A rendering of The Purse Trap designed
By Dr. Steve Gittings of NOAA
One innovation in lionfish hunting is the Purse Trap that is now undergoing tests as a lionfish catcher, also known as a fish aggregation device. The Purse Trap is designed by Dr. Steve Gittings, Chief Scientist for the National Oceanic and Atmospheric Administration (NOAA) and its National Marine Sanctuary System in Silver Springs, Maryland.
Dr. Gittings’ Purse Trap, known to some divers as Gittings Gobbler, is an inexpensive trap to remove lionfish from areas divers can’t reach. Unlike other traps that can also trap indigenous fish, the Purse Trap is designed to only attract lionfish, which seem to hover near structures, Dr. Gittings says. The Purse Trap could be a valuable tool for commercial fishermen to catch and sell lionfish.
“It’s at the point where it’s ready for commercial evaluation,” Dr. Gittings says. “We’ve done a lot of testing of it to prove the concept of the design.”
How does the Purse Trap work? Well, like a change purse. Since Lionfish like to hang around structures, Dr. Gittings includes a plastic structure inside the trap to attract the lionfish.
“So, I built this trap,” Dr. Gittings says. “It looks like a lady’s change purse. It’s 6-feet across and extending is a curved piece of steel. It hits the bottom and lays flat and leaves a netting. There’s a piece of plastic called the attractor and lionfish will just hang out there, swim, go hunt and swim back to it later.”
An attractive aspect for fishermen to try the Purse Trap is the price. Stacy Frank of Lionfish University says that fishermen can make the trap with supplies from the local hardware store.
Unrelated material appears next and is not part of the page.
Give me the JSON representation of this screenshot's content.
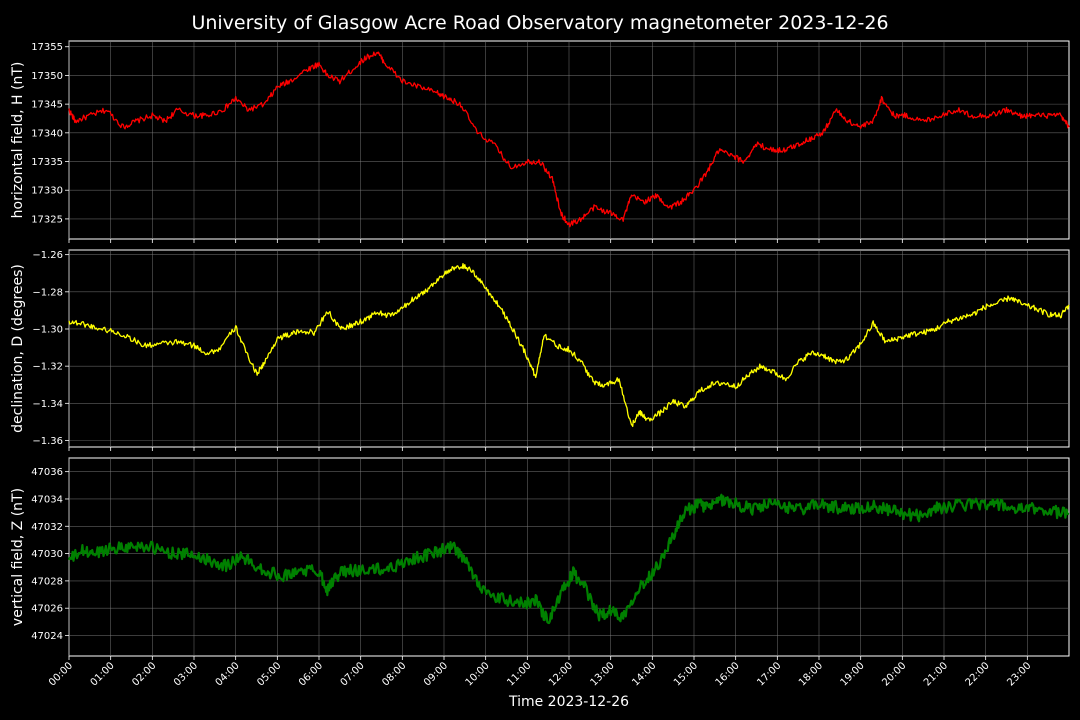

“They’re quite inexpensive,” Frank says. “You can go to Home Depot and buy PVC pipe and netting for about $150.”
Until the Purse Trap – and other lionfish traps like the Dome Trap – are on the market and commercial fisherman are including them in their search for the catch of the day, lionfish hunters like Muller are taking it upon themselves to slip below the surface and continue the lionfish hunt with spear and containment receptacle.